# Permit for Private Swimming Pool



## Susandiane (Apr 20, 2010)

We have just purchased a resale private villa on a small development. All of the other villas have swimming pools apart from ours as the owner never had one built. We have now been told that the permit has expired and we need to apply for another and need the services of a civil engineer. Can anyone give me any information please and an idea of what the cost will be. The developer has said his wife can arrange the paperwork but we are somewhat concerned that we could be paying more than we should. Thank you Sue.


----------



## Veronica (Apr 5, 2008)

Susandiane said:


> We have just purchased a resale private villa on a small development. All of the other villas have swimming pools apart from ours as the owner never had one built. We have now been told that the permit has expired and we need to apply for another and need the services of a civil engineer.
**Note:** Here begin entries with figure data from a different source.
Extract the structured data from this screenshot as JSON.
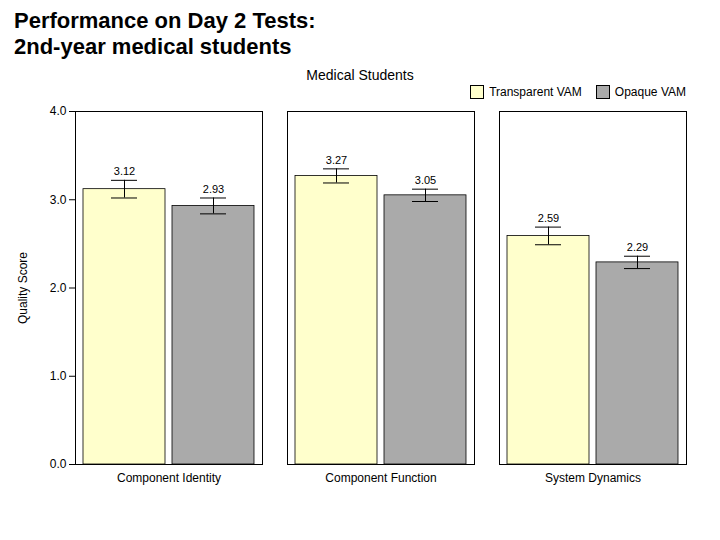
{
  "title": "Performance on Day 2 Tests:",
  "subtitle": "2nd-year medical students",
  "chart_data": {
    "type": "bar",
    "title": "Medical Students",
    "y_label": "Quality Score",
    "categories": [
      "Component Identity",
      "Component Function",
      "System Dynamics"
    ],
    "series": [
      {
        "name": "Transparent VAM",
        "color": "#FFFFCC",
        "values": [
          3.12,
          3.27,
          2.59
        ],
        "errors": [
          0.1,
          0.08,
          0.1
        ]
      },
      {
        "name": "Opaque VAM",
        "color": "#AAAAAA",
        "values": [
          2.93,
          3.05,
          2.29
        ],
        "errors": [
          0.09,
          0.07,
          0.07
        ]
      }
    ],
    "ylim": [
      0.0,
      4.0
    ],
    "yticks": [
      {
        "value": 0,
        "label": "0.0"
      },
      {
        "value": 1,
        "label": "1.0"
      },
      {
        "value": 2,
        "label": "2.0"
      },
      {
        "value": 3,
        "label": "3.0"
      },
      {
        "value": 4,
        "label": "4.0"
      }
    ],
    "grid": false,
    "legend": "upper right",
    "data_labels": true
  }
}
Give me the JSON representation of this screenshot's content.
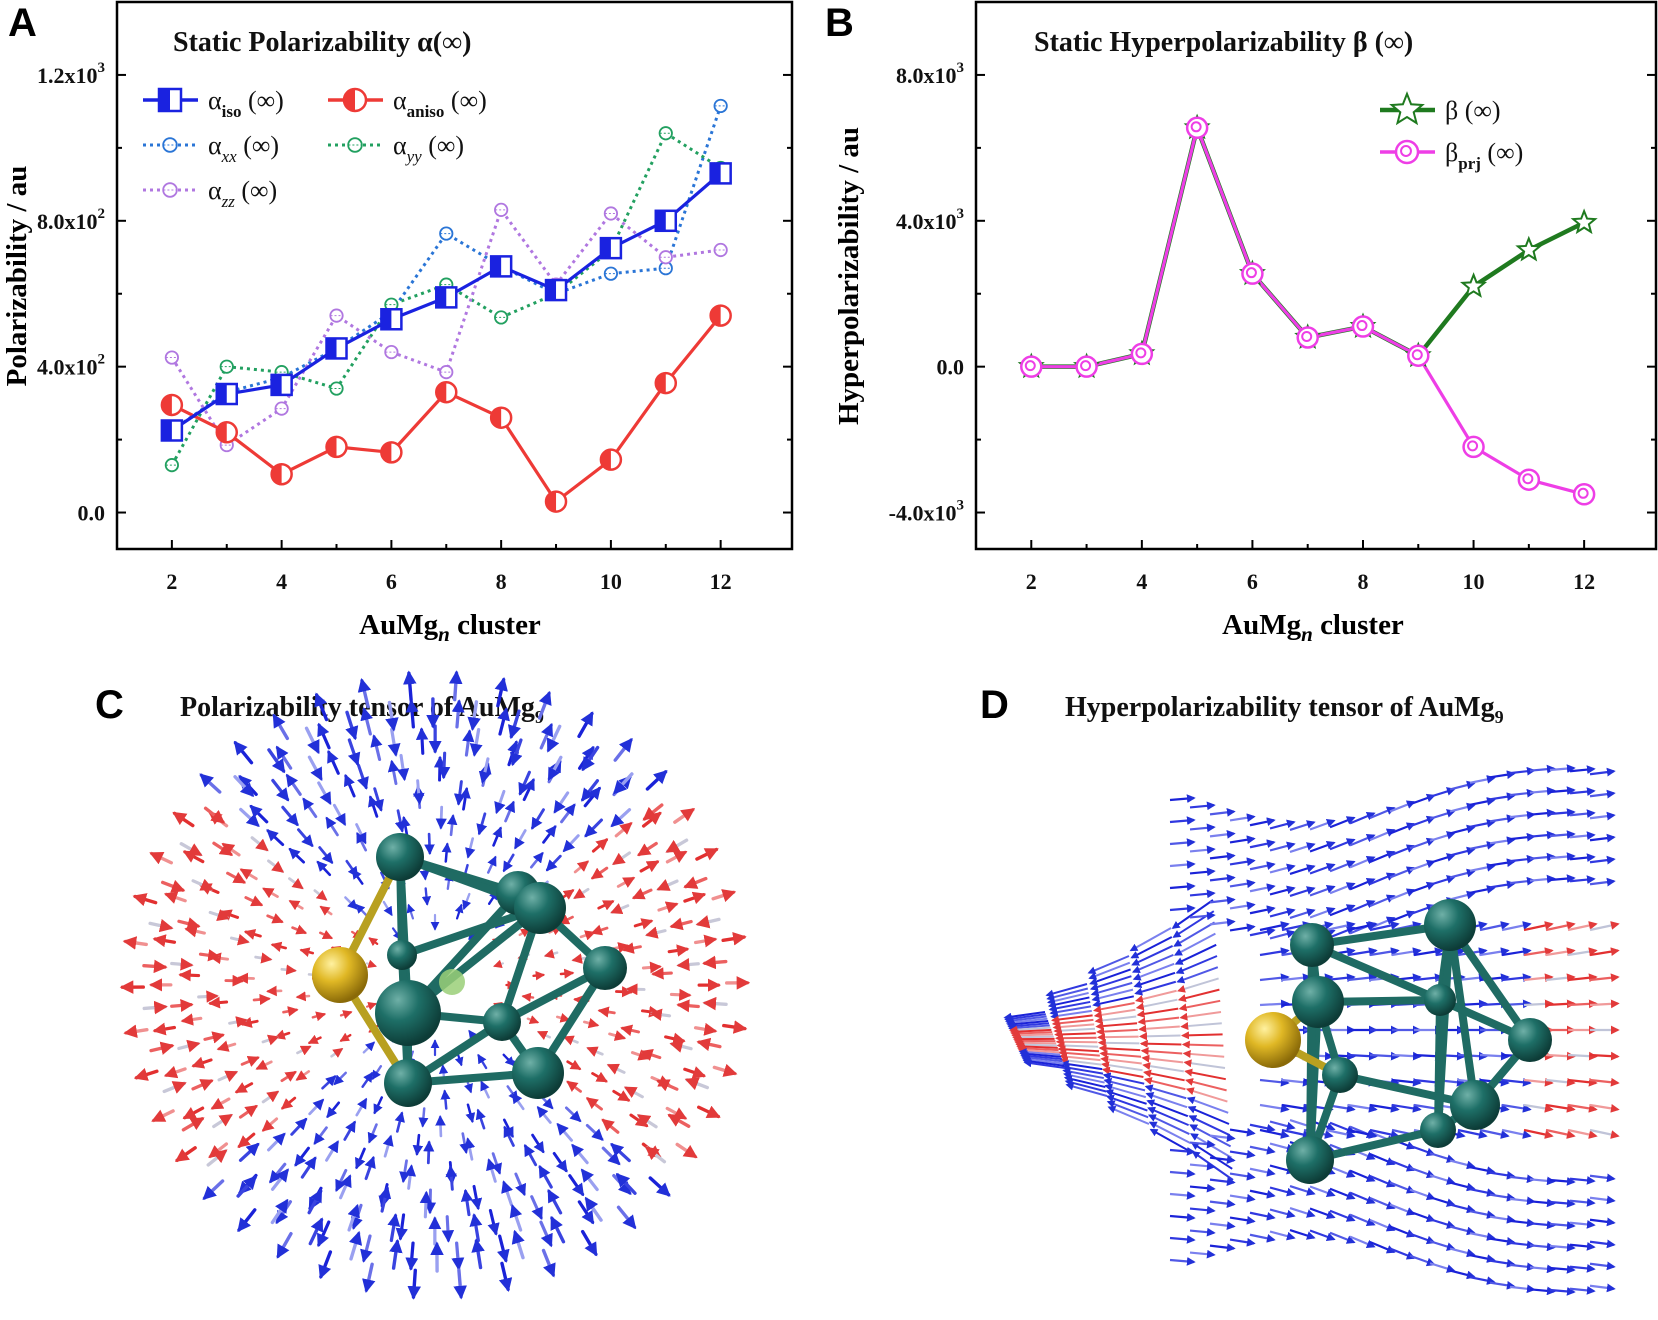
{
  "panels": {
    "a": {
      "letter": "A",
      "title": "Static Polarizability α(∞)"
    },
    "b": {
      "letter": "B",
      "title": "Static Hyperpolarizability β (∞)"
    },
    "c": {
      "letter": "C",
      "title_main": "Polarizability tensor of AuMg",
      "title_sub": "9"
    },
    "d": {
      "letter": "D",
      "title_main": "Hyperpolarizability tensor of AuMg",
      "title_sub": "9"
    }
  },
  "chart_data": [
    {
      "type": "line",
      "title": "Static Polarizability α(∞)",
      "xlabel_main": "AuMg",
      "xlabel_sub": "n",
      "xlabel_rest": " cluster",
      "ylabel": "Polarizability / au",
      "xlim": [
        1,
        13.3
      ],
      "ylim": [
        -100,
        1400
      ],
      "x": [
        2,
        3,
        4,
        5,
        6,
        7,
        8,
        9,
        10,
        11,
        12
      ],
      "x_ticks": [
        "2",
        "4",
        "6",
        "8",
        "10",
        "12"
      ],
      "y_ticks": [
        {
          "value": 0,
          "base": "0.0",
          "exp": ""
        },
        {
          "value": 400,
          "base": "4.0x10",
          "exp": "2"
        },
        {
          "value": 800,
          "base": "8.0x10",
          "exp": "2"
        },
        {
          "value": 1200,
          "base": "1.2x10",
          "exp": "3"
        }
      ],
      "series": [
        {
          "name": "α_iso (∞)",
          "greek": "α",
          "sub": "iso",
          "suffix": " (∞)",
          "color": "#1a22e0",
          "style": "solid",
          "marker": "half-square",
          "values": [
            225,
            325,
            350,
            450,
            530,
            590,
            675,
            610,
            725,
            800,
            930
          ]
        },
        {
          "name": "α_aniso (∞)",
          "greek": "α",
          "sub": "aniso",
          "suffix": " (∞)",
          "color": "#ee3a36",
          "style": "solid",
          "marker": "half-circle",
          "values": [
            295,
            220,
            105,
            180,
            165,
            330,
            260,
            30,
            145,
            355,
            540
          ]
        },
        {
          "name": "α_xx (∞)",
          "greek": "α",
          "sub": "xx",
          "suffix": " (∞)",
          "color": "#2a75d6",
          "style": "dotted",
          "marker": "open-circle",
          "values": [
            225,
            330,
            370,
            450,
            550,
            765,
            675,
            600,
            655,
            670,
            1115
          ]
        },
        {
          "name": "α_yy (∞)",
          "greek": "α",
          "sub": "yy",
          "suffix": " (∞)",
          "color": "#22a060",
          "style": "dotted",
          "marker": "open-circle",
          "values": [
            130,
            400,
            385,
            340,
            570,
            625,
            535,
            600,
            720,
            1040,
            945
          ]
        },
        {
          "name": "α_zz (∞)",
          "greek": "α",
          "sub": "zz",
          "suffix": " (∞)",
          "color": "#b077e0",
          "style": "dotted",
          "marker": "open-circle",
          "values": [
            425,
            185,
            285,
            540,
            440,
            385,
            830,
            625,
            820,
            700,
            720
          ]
        }
      ]
    },
    {
      "type": "line",
      "title": "Static Hyperpolarizability β (∞)",
      "xlabel_main": "AuMg",
      "xlabel_sub": "n",
      "xlabel_rest": " cluster",
      "ylabel": "Hyperpolarizability / au",
      "xlim": [
        1,
        13.3
      ],
      "ylim": [
        -5000,
        10000
      ],
      "x": [
        2,
        3,
        4,
        5,
        6,
        7,
        8,
        9,
        10,
        11,
        12
      ],
      "x_ticks": [
        "2",
        "4",
        "6",
        "8",
        "10",
        "12"
      ],
      "y_ticks": [
        {
          "value": -4000,
          "base": "-4.0x10",
          "exp": "3"
        },
        {
          "value": 0,
          "base": "0.0",
          "exp": ""
        },
        {
          "value": 4000,
          "base": "4.0x10",
          "exp": "3"
        },
        {
          "value": 8000,
          "base": "8.0x10",
          "exp": "3"
        }
      ],
      "series": [
        {
          "name": "β (∞)",
          "greek": "β",
          "sub": "",
          "suffix": " (∞)",
          "color": "#1f7a1f",
          "style": "solid",
          "marker": "star",
          "values": [
            0,
            0,
            350,
            6550,
            2550,
            800,
            1100,
            300,
            2200,
            3200,
            3950
          ]
        },
        {
          "name": "β_prj (∞)",
          "greek": "β",
          "sub": "prj",
          "suffix": " (∞)",
          "color": "#ee3ee6",
          "style": "solid",
          "marker": "circle-dot",
          "values": [
            0,
            0,
            350,
            6550,
            2550,
            800,
            1100,
            300,
            -2200,
            -3100,
            -3500
          ]
        }
      ]
    }
  ]
}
Can anyone give me any information please and an idea of what the cost will be. The developer has said his wife can arrange the paperwork but we are somewhat concerned that we could be paying more than we should. Thank you Sue.


Hi Sue,
I think that the pool companies can deal with permissions etc for you.
I would strongly recommend a fibre glass pool as they are a lot les trouble than liners or tiled pools. They have a 10 year guarantee. also they are great if you want an automatic hoovering system which saves a lot of work. In fibreglass pools the hoovers will go up the sides as well as the bottom. Aqualine in Paphos are the best company, very very helpful and always there with advice long after they have installed your pool.
I believe that fibreglass pools also work out cheaper as there is no need for a lot of expensive concrete construction.
Talk to them and ask if they can apply for the permit for you.

Regards
Veronica


----------



## Angcos (Mar 21, 2012)

Veronica said:


> Hi Sue,
> I think that the pool companies can deal with permissions etc for you.
> I would strongly recommend a fibre glass pool as they are a lot les trouble than liners or tiled pools. They have a 10 year guarantee. also they are great if you want an automatic hoovering system which saves a lot of work. In fibreglass pools the hoovers will go up the sides as well as the bottom. Aqualine in Paphos are the best company, very very helpful and always there with advice long after they have installed your pool.
> I believe that fibreglass pools also work out cheaper as there is no need for a lot of expensive concrete construction.
> ...


Yes, Aqualine is indeed a good company , and this is coming from a competitor of theirs . A fiberglass pool is way more expensive than a concrete liner swimming pool though. Automatic hoovering systems go up a liner or ceramic pool wall aswell . Its a matter of the roller underneath the bot. Concrete/liner pools are the best in my opinion in regards to costs. They have a fairly low initial investement and lower maintenance costs compared to fiberglass/ceramic pools. with a good liner pool you can throw the liner away in 10 years do a surface replastering and install a new one = new pool. you cannot do that with a fiberglass pool


----------



## Veronica (Apr 5, 2008)

You don't need to do it with a fibreglass pool as they have a far longer shelf life(up to 20 year)
Our pool is 8 years old and looks as good as new. We have friends who have pools that have liners and are much newer that have already lost the pattern around the edge and they look awful.
So with a liner you need to replace it every 10 years, with a fibreglass pool you might need to replace it in 20 years. Its a no brainer for me.


----------



## Angcos (Mar 21, 2012)

yes you will need to replace the entire pool if its a fiberglass one. usually frp pools suffer from osmosis after a long period. even if you have to replace the liner in 10 years (loads of companies with good liners these days ) its a minor cost compared to replacing the whole pool. a liner for a 4x8 wont cost over 2k with most companies. dont get me wrong though. i love working with frp. its a great material. it has its advantages but costs is not one of them. (short and long period cost)


----------



## PeteandSylv (Sep 24, 2008)

When we got quotes for having a pool installed we found that fibre-glass was no more expensive than a liner pool, could be fitted much quicker and does not need planning consent as it is removable.

In practice it is low maintenance and easy to clean manually, we threw out the automatic cleaner which was a ridiculous nonsense that worked badly and got in the way.

Pete


----------